I read somewhere that not all FW drives are "bootable" - is there any way to find out whether a drive is or isn't without actually buying it and installing the OS on it?

Also, just to confirm, you hold down the Alt/Option key during startup to change the boot drive?


Cheers for the help - much appreciated :)


Edit:

One other question: if I buy a bus-powered (not mains powered) HD, are these still bootable, or do the firewire ports on a PB not activate until the computer is fully started up?
 

frankblundt

macrumors 65816
Sep 19, 2005
1,271
0
South of the border
G3s won't boot from firewire. Otherwise, as long as it's a mac formatted disk and has been "blessed" it should work as a startup drive.

Xupport allows you to create a bootable backup of your system onto an external drive.

Holding down the Option key will bring up the boot disk menu, allowing you choose from any available systems to boot from.
 

thomasp

macrumors 6502a
Original poster
Sep 18, 2004
654
1
UK
frankblundt said:
G3s won't boot from firewire.

That's OK - the only G3's we have back home don't have firewire ports :D

frankblundt said:
Otherwise, as long as it's a mac formatted disk and has been "blessed" it should work as a startup drive.

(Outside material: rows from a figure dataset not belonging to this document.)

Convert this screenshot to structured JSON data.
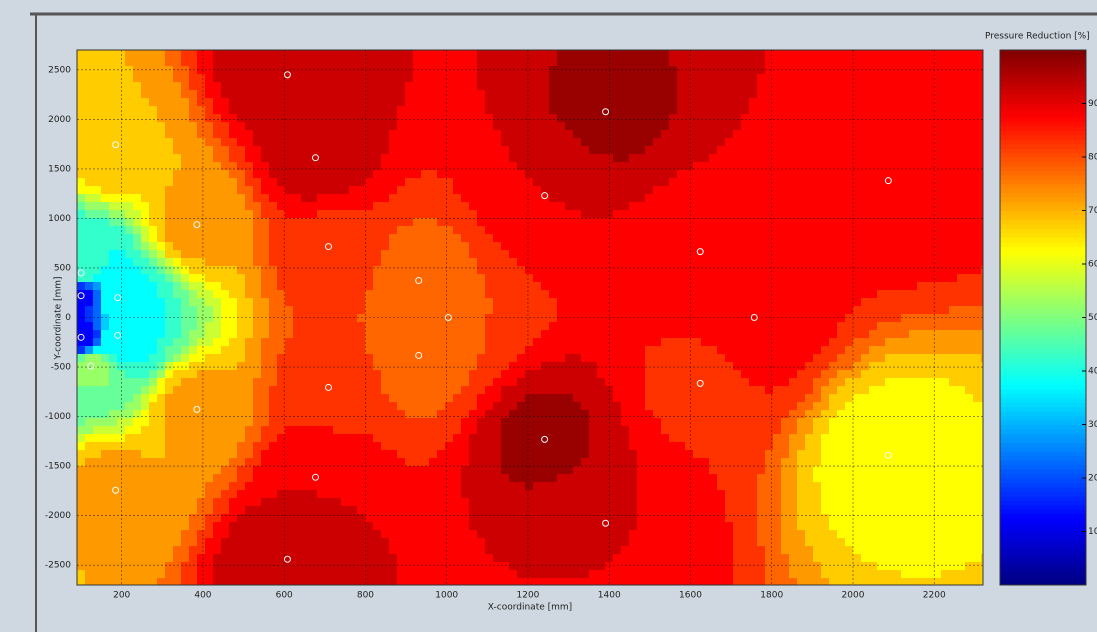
{
  "chart_data": {
    "type": "contour",
    "xlabel": "X-coordinate [mm]",
    "ylabel": "Y-coordinate [mm]",
    "colorbar_title": "Pressure Reduction [%]",
    "colormap": "jet",
    "clim": [
      0,
      100
    ],
    "cticks": [
      10,
      20,
      30,
      40,
      50,
      60,
      70,
      80,
      90
    ],
    "levels_step": 5,
    "xlim": [
      90,
      2320
    ],
    "ylim": [
      -2700,
      2700
    ],
    "xticks": [
      200,
      400,
      600,
      800,
      1000,
      1200,
      1400,
      1600,
      1800,
      2000,
      2200
    ],
    "yticks": [
      2500,
      2000,
      1500,
      1000,
      500,
      0,
      -500,
      -1000,
      -1500,
      -2000,
      -2500
    ],
    "grid": true,
    "x": [
      608,
      1391,
      677,
      185,
      2087,
      1241,
      385,
      709,
      1624,
      931,
      1004,
      1757,
      931,
      709,
      1624,
      385,
      1241,
      2087,
      677,
      185,
      1391,
      608,
      100,
      100,
      190,
      100,
      190,
      124
    ],
    "y": [
      2450,
      2077,
      1613,
      1744,
      1381,
      1230,
      937,
      716,
      665,
      373,
      0,
      0,
      -383,
      -706,
      -665,
      -927,
      -1230,
      -1390,
      -1613,
      -1744,
      -2077,
      -2440,
      450,
      220,
      200,
      -200,
      -180,
      -490
    ],
    "values": [
      95,
      96,
      93,
      70,
      88,
      90,
      72,
      84,
      88,
      78,
      80,
      88,
      78,
      83,
      84,
      72,
      96,
      62,
      90,
      72,
      90,
      95,
      45,
      12,
      40,
      10,
      38,
      52
    ]
  }
}
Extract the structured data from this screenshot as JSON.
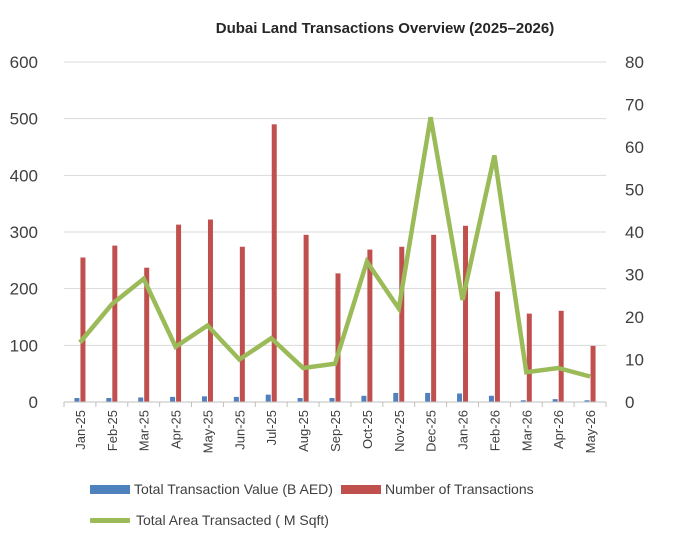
{
  "chart_data": {
    "type": "bar",
    "title": "Dubai Land Transactions Overview (2025–2026)",
    "categories": [
      "Jan-25",
      "Feb-25",
      "Mar-25",
      "Apr-25",
      "May-25",
      "Jun-25",
      "Jul-25",
      "Aug-25",
      "Sep-25",
      "Oct-25",
      "Nov-25",
      "Dec-25",
      "Jan-26",
      "Feb-26",
      "Mar-26",
      "Apr-26",
      "May-26"
    ],
    "y_left": {
      "ylim": [
        0,
        600
      ],
      "ticks": [
        0,
        100,
        200,
        300,
        400,
        500,
        600
      ]
    },
    "y_right": {
      "ylim": [
        0,
        80
      ],
      "ticks": [
        0,
        10,
        20,
        30,
        40,
        50,
        60,
        70,
        80
      ]
    },
    "series": [
      {
        "name": "Total Transaction Value (B AED)",
        "type": "bar",
        "axis": "left",
        "color": "#4f81bd",
        "values": [
          7,
          7,
          8,
          9,
          10,
          9,
          13,
          7,
          7,
          11,
          16,
          16,
          15,
          11,
          3,
          5,
          3
        ]
      },
      {
        "name": "Number of Transactions",
        "type": "bar",
        "axis": "left",
        "color": "#c0504d",
        "values": [
          255,
          276,
          237,
          313,
          322,
          274,
          490,
          295,
          227,
          269,
          274,
          295,
          311,
          195,
          156,
          161,
          99
        ]
      },
      {
        "name": "Total Area Transacted ( M Sqft)",
        "type": "line",
        "axis": "right",
        "color": "#9bbb59",
        "values": [
          14,
          23,
          29,
          13,
          18,
          10,
          15,
          8,
          9,
          33,
          22,
          67,
          24,
          58,
          7,
          8,
          6
        ]
      }
    ],
    "legend_position": "bottom",
    "grid": true
  }
}
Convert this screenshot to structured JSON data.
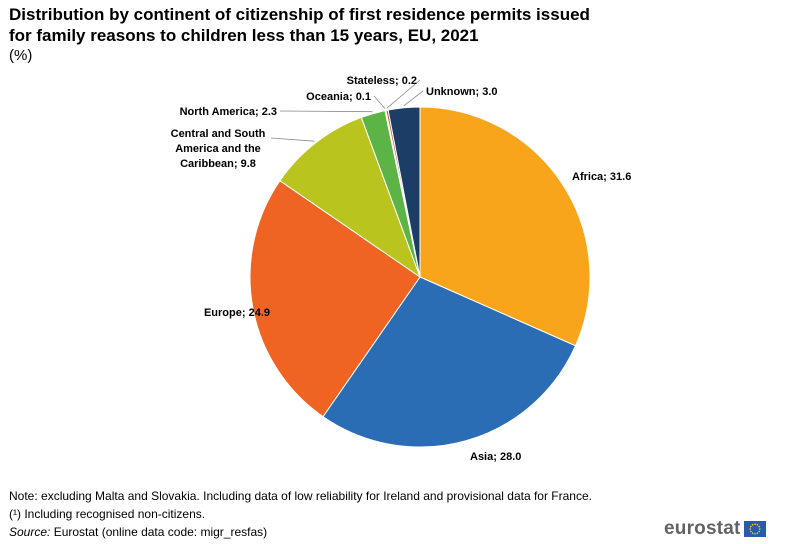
{
  "chart_data": {
    "type": "pie",
    "title_line1": "Distribution by continent of citizenship of first residence permits issued",
    "title_line2": "for family reasons to children less than 15 years, EU, 2021",
    "subtitle": "(%)",
    "slices": [
      {
        "name": "Africa",
        "value": 31.6,
        "color": "#F9A51B",
        "label": "Africa; 31.6"
      },
      {
        "name": "Asia",
        "value": 28.0,
        "color": "#2B6DB5",
        "label": "Asia; 28.0"
      },
      {
        "name": "Europe",
        "value": 24.9,
        "color": "#EF6423",
        "label": "Europe; 24.9"
      },
      {
        "name": "Central and South America and the Caribbean",
        "value": 9.8,
        "color": "#B9C41E",
        "label_lines": [
          "Central and South",
          "America and the",
          "Caribbean; 9.8"
        ]
      },
      {
        "name": "North America",
        "value": 2.3,
        "color": "#5DB446",
        "label": "North America; 2.3"
      },
      {
        "name": "Oceania",
        "value": 0.1,
        "color": "#8B9A3A",
        "label": "Oceania; 0.1"
      },
      {
        "name": "Stateless",
        "value": 0.2,
        "color": "#D45A2C",
        "label": "Stateless; 0.2"
      },
      {
        "name": "Unknown",
        "value": 3.0,
        "color": "#1C3D66",
        "label": "Unknown; 3.0"
      }
    ]
  },
  "notes": {
    "note": "Note: excluding Malta and Slovakia. Including data of low reliability for Ireland and provisional data for France.",
    "footnote": "(¹) Including recognised non-citizens.",
    "source_label": "Source:",
    "source_text": " Eurostat (online data code: migr_resfas)"
  },
  "logo": {
    "text": "eurostat"
  }
}
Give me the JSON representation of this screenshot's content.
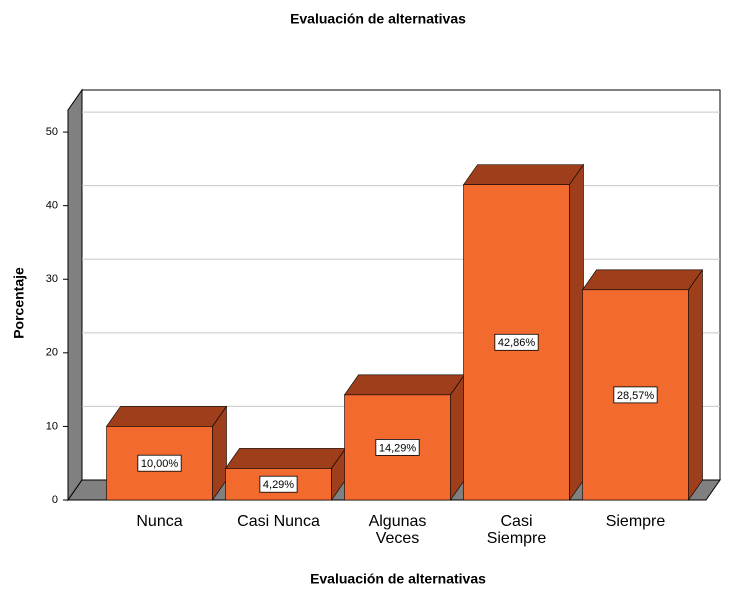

I assume FireWire drives can be formatted through Disk Utility, without the need for booting from a CD/DVD.
 

frankblundt

macrumors 65816
Sep 19, 2005
1,271
0
South of the border
thomasp said:
I assume FireWire drives can be formatted through Disk Utility, without the need for booting from a CD/DVD.
Sure - as long as your internal is working normally. Format it it as MacOS Extended for the safest option. Then use whichever app you like to make the backup onto it.

If your internal goes down, then you apply in reverse - boot from the external, format the internal drive (checking for truly dead-drive errors) then bootable-backup the external onto the internal.